# Hello everyone



## Boo Crew Production (Mar 18, 2007)

Hello everyone,

A little about me. I have recently started building pneumatic props for the home haunter as well as the Pro haunters. I started this company to combat the high cost of haunting supplies for home haunters as well as the pros. If you would like to know more about me, my props, or my business, Just ask me.

Thanks
Ken


----------



## ScareFX (Aug 18, 2004)

Welcome Ken.


----------



## Front Yard Fright (Dec 23, 2005)

hey ya.
and welcome!
.


----------



## pyro (Oct 7, 2006)

hell o & welcome


----------



## slimy (Jul 12, 2006)

We want to know more about you.

Send pics.

Welcome.


----------



## slightlymad (May 25, 2006)

Howldy


----------



## Ms. Wicked (Nov 14, 2006)

Welcome!


----------



## scareme (Aug 29, 2006)

Hello and welcome to the madness!


----------



## scarface (Sep 16, 2005)

yo


----------



## Death's Door (Mar 22, 2006)

Welcome to the forum!!!!!


----------



## Zombie-F (Apr 12, 2004)

Welcome aboard Boo Crew. Make yourself right at home.

If you want some good ad exposure here, why not look into our Banner Ad Program.


----------



## Spooklights (Jul 4, 2006)

Welcome!


----------



## Vlad (Aug 2, 2005)

Greetings Boo Crew, I'm sure you'll be a big help in the pneumatic section, looking forward to reading your ideas.


----------



## Boo Crew Production (Mar 18, 2007)

Thanks Everyone for the warm welcomes.
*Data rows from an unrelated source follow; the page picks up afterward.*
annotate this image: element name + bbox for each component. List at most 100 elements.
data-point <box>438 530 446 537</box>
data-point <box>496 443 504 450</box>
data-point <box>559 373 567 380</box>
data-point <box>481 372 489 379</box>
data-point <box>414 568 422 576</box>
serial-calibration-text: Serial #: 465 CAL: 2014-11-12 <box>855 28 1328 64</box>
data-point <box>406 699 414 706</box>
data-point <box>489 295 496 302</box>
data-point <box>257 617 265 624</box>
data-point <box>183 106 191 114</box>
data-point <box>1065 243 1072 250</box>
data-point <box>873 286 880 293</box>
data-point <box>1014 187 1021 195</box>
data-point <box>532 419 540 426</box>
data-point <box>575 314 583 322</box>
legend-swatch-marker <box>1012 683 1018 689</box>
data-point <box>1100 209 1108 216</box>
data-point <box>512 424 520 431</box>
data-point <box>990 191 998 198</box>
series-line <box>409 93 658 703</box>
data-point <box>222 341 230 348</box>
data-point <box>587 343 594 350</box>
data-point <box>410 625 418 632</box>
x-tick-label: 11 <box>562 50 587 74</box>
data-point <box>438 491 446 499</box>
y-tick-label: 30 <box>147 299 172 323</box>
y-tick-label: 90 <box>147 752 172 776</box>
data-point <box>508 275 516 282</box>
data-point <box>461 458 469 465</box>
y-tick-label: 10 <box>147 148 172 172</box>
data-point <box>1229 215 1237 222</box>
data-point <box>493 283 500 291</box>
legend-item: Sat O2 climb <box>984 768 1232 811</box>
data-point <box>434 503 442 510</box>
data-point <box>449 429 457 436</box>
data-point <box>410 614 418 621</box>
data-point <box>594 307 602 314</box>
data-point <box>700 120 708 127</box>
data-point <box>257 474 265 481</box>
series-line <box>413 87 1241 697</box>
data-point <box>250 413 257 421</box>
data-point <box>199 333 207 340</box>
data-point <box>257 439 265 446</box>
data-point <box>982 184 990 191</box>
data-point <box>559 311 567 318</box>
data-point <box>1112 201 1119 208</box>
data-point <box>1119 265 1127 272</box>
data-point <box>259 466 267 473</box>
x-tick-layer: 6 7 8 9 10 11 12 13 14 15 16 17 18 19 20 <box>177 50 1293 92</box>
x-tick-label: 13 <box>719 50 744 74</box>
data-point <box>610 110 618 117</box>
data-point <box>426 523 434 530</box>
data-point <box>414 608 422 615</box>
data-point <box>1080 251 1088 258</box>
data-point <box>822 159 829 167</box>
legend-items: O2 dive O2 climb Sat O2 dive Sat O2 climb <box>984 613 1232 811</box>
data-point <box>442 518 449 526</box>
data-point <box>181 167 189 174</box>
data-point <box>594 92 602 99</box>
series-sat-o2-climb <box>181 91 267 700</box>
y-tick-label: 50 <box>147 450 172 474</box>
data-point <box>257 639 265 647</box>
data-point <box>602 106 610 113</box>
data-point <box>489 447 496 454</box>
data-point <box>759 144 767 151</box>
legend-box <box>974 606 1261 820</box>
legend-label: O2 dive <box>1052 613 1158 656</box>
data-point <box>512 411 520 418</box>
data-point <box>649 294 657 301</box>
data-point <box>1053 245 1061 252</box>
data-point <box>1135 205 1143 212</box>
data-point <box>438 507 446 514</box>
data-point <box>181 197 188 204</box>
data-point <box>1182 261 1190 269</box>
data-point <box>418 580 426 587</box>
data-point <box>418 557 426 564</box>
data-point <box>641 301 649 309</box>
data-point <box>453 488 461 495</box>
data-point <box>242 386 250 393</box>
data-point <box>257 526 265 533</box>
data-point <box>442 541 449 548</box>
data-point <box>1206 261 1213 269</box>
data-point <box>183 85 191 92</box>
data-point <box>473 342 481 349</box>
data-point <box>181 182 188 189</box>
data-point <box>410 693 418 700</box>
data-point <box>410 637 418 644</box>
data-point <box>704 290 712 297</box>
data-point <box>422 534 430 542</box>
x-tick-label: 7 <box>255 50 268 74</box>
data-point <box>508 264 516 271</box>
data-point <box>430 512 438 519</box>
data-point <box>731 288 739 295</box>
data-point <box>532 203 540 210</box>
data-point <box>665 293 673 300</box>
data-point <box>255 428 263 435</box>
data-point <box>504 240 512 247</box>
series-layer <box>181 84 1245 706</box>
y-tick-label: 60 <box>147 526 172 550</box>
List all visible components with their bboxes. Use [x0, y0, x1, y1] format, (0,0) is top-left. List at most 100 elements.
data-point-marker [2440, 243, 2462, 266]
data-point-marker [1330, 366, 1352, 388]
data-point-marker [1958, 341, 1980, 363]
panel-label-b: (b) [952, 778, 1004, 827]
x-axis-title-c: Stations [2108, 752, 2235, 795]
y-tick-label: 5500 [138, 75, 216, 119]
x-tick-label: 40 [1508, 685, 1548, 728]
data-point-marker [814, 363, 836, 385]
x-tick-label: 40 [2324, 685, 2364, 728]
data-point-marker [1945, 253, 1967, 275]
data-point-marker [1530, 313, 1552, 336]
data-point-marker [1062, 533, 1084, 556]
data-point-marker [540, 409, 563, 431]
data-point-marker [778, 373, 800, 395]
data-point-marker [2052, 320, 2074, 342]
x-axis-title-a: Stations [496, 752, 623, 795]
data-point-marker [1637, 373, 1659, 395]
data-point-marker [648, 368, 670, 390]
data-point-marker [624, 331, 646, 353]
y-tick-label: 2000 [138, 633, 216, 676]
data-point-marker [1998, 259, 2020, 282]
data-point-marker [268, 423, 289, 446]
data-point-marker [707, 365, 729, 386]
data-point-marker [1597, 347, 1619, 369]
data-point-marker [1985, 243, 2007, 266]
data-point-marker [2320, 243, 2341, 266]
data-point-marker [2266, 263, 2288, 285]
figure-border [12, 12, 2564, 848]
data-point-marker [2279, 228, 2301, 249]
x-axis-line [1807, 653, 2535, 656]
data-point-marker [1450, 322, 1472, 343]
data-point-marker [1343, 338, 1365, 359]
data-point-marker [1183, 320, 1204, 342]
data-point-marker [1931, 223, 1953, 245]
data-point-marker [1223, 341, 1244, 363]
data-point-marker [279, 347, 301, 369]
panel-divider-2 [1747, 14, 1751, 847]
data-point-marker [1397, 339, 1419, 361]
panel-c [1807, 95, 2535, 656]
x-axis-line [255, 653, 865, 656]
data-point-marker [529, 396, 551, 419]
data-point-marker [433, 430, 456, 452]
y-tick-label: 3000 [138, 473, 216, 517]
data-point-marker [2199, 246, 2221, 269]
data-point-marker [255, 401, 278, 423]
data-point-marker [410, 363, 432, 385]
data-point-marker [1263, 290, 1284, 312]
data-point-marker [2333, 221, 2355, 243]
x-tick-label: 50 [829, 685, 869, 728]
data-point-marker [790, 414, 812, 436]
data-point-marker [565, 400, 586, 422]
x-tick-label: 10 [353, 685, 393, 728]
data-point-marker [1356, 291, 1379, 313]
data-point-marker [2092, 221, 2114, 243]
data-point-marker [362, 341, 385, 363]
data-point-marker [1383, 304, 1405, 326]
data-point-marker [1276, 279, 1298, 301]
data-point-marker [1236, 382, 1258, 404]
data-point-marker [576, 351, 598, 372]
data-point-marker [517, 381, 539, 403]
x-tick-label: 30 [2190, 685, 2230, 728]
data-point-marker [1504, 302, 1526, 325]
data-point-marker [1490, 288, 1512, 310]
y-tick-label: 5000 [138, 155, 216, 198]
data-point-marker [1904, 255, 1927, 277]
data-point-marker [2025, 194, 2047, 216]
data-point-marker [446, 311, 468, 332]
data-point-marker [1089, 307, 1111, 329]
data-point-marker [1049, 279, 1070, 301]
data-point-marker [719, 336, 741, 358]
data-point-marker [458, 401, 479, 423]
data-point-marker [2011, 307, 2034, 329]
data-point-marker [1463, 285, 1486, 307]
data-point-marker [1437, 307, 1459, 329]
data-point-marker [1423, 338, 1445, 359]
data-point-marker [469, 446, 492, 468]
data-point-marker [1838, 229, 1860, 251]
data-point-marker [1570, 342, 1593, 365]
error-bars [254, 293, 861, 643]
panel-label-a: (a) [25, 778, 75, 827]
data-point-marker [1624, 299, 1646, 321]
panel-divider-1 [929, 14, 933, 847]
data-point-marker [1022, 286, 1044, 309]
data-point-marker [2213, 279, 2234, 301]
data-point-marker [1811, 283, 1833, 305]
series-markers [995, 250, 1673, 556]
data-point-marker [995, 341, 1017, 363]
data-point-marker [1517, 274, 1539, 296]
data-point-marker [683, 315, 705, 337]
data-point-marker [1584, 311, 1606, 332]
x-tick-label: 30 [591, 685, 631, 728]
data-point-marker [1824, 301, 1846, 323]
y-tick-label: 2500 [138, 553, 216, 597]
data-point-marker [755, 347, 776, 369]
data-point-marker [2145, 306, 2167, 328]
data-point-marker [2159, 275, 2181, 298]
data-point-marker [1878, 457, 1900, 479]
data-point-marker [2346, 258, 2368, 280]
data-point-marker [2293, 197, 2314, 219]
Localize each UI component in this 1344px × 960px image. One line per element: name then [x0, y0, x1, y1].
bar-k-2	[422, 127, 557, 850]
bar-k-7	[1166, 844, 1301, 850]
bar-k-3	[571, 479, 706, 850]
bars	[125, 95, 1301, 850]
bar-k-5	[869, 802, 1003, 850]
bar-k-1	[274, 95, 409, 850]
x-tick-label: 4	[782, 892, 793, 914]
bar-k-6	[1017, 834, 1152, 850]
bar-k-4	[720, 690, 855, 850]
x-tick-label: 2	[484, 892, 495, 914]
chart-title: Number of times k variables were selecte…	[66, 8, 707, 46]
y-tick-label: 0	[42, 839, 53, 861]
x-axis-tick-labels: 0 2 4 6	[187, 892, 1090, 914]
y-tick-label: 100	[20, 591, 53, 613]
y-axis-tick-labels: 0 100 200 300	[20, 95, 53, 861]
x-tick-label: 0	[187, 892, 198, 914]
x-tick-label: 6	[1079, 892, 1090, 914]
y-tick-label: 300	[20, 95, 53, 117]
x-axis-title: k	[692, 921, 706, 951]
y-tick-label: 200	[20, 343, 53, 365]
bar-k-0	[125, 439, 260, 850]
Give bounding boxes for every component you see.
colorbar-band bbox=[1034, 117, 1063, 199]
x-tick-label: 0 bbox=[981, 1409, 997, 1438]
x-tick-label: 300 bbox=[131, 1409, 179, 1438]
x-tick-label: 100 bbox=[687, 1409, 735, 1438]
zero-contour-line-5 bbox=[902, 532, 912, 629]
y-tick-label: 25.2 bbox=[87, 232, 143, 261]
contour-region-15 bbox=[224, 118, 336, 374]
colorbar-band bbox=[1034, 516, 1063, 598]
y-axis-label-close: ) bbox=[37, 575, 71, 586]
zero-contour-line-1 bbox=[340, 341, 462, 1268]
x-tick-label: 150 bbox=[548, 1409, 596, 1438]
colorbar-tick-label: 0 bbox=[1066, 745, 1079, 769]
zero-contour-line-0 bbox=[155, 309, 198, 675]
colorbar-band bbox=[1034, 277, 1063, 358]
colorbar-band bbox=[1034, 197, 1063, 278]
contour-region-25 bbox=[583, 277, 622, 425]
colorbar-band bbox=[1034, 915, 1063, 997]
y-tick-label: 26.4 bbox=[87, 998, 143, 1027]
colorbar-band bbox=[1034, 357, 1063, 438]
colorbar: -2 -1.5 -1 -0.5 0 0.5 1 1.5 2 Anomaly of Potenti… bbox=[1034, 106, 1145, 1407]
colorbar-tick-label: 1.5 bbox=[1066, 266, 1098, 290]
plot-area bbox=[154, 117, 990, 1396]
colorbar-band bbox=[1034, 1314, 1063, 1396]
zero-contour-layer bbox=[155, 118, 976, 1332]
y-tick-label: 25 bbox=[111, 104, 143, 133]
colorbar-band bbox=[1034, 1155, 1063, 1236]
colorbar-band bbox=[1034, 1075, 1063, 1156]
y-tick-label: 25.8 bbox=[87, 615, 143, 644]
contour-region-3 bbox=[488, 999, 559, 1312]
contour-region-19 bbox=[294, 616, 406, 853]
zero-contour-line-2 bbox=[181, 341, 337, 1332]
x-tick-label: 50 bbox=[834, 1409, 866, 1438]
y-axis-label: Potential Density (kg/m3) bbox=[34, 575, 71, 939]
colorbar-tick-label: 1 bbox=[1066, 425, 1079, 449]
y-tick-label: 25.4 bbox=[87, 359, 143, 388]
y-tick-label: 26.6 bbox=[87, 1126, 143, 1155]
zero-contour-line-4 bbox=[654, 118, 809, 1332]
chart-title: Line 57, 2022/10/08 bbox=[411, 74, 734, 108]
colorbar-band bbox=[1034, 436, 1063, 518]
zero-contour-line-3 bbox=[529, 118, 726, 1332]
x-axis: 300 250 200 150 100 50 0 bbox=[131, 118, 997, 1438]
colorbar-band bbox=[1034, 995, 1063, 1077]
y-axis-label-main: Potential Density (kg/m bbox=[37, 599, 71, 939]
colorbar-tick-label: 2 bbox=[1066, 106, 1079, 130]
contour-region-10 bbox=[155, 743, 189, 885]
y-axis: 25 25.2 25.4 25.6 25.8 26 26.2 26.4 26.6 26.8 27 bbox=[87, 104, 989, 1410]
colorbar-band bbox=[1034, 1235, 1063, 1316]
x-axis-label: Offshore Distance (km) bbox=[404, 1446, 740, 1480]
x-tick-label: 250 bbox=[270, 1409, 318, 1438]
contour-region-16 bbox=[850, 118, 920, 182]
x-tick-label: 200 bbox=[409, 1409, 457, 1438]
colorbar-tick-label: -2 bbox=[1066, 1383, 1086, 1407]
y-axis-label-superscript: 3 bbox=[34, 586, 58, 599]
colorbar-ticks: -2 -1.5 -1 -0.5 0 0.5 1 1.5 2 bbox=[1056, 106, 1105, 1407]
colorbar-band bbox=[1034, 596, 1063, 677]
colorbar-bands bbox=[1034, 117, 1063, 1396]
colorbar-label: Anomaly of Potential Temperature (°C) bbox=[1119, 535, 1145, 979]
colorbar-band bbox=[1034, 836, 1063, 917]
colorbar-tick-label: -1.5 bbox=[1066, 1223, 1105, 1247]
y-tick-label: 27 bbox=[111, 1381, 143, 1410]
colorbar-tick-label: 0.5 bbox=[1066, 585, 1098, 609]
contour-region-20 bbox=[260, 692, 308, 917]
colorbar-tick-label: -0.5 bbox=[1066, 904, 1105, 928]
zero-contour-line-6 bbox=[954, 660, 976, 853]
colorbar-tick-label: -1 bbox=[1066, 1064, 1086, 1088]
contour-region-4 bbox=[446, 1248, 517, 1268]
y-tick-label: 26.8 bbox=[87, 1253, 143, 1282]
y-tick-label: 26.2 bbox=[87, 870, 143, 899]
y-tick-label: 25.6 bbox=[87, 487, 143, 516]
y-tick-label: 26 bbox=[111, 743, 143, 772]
I hope I can be of some help to those interested in pneumatic props.

If I need a reference Gadget from Evilusions will vouch for me. I THINK.....LOL


----------



## Fangs (Jun 6, 2006)

Greetings and Velcome! Nice to meet ya, and hope to someday graduate to pneumatic props! :googly: LOL Thanks in advance for your help! LOL :>


----------